Sonya went to her GP and was referred for counselling – which she said was “painful and exposing”.
She said: “Prior to counselling, I couldn’t have told you what happened. As soon as I touched it in the memory, I couldn’t look at it or process it. I’d gone to great lengths to shut the door.
“The counselling was painful and exposing, as I wrote a detailed account of what happened and I memorised it, and I spoke it and spoke it until the memory became normal.
“But, now, the triggers are gone.
“I watched the last series of Broadchurch, in which there was a rape storyline, without shaking or sobbing – which is what I would have done before.
“I’m so grateful to the NHS for putting my body and brain back together.”
Speaking about her attacks also gave Sonya the courage to report the men to police – and an investigation is currently ongoing.
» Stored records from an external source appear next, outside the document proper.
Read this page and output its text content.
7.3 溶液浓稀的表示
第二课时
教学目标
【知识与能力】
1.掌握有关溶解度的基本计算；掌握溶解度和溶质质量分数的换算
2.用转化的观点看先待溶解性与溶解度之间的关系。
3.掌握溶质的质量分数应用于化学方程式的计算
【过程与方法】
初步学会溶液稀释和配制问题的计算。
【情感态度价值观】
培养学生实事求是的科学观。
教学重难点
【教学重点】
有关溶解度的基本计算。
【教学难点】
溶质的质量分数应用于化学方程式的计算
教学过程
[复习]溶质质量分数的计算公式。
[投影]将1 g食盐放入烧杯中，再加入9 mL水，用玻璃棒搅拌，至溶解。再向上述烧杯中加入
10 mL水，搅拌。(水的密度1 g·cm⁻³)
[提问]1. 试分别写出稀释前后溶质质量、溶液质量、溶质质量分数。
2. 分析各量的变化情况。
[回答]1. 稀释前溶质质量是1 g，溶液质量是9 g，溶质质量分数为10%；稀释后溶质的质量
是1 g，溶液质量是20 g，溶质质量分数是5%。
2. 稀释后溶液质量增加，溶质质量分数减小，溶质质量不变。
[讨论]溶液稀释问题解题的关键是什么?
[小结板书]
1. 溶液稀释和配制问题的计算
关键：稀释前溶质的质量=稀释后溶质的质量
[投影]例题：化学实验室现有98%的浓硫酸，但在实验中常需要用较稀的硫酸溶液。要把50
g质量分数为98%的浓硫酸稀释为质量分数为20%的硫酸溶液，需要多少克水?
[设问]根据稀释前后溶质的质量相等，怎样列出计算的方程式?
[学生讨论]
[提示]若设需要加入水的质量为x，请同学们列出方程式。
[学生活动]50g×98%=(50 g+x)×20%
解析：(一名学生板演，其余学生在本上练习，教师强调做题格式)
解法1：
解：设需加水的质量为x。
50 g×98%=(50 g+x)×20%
However, she has chosen to forgive her attackers.
She said: “You see a lot of bitterness in people who have been through hard times and it is understandable they would be angry.
“I have been able to forgive both the men who raped me, because I know these men were very broken.
“I can only hope both men have found a path that’s shown them love in a more complete and whole way, because their brokenness is greater than mine.
“Coming to faith helped me – Jesus loves the men who raped me as much as he loves me.
“They were made in His image. So when they hurt me, His image was more destroyed in them than it was in me.
“I don’t know who I would be or what I would be had it not happened. I know only that brokenness breeds compassion.
“Rape could have closed my capacity to love, I could have isolated myself in my grief, in my journey of infertility and vulnerability.
“But I have been and am loved, by a husband who knew I couldn’t conceive and have his children and still chose me, and a God in whom I found my identity.
“Fear is such a powerful and destructive weapon and acts against love.
“I chose not to allow fear, or the bits of me that died following rape, to determine who I am and how I love.”
Sonya approached Merseyside Police who passed the file onto Thames Valley Police. An investigation is ongoing.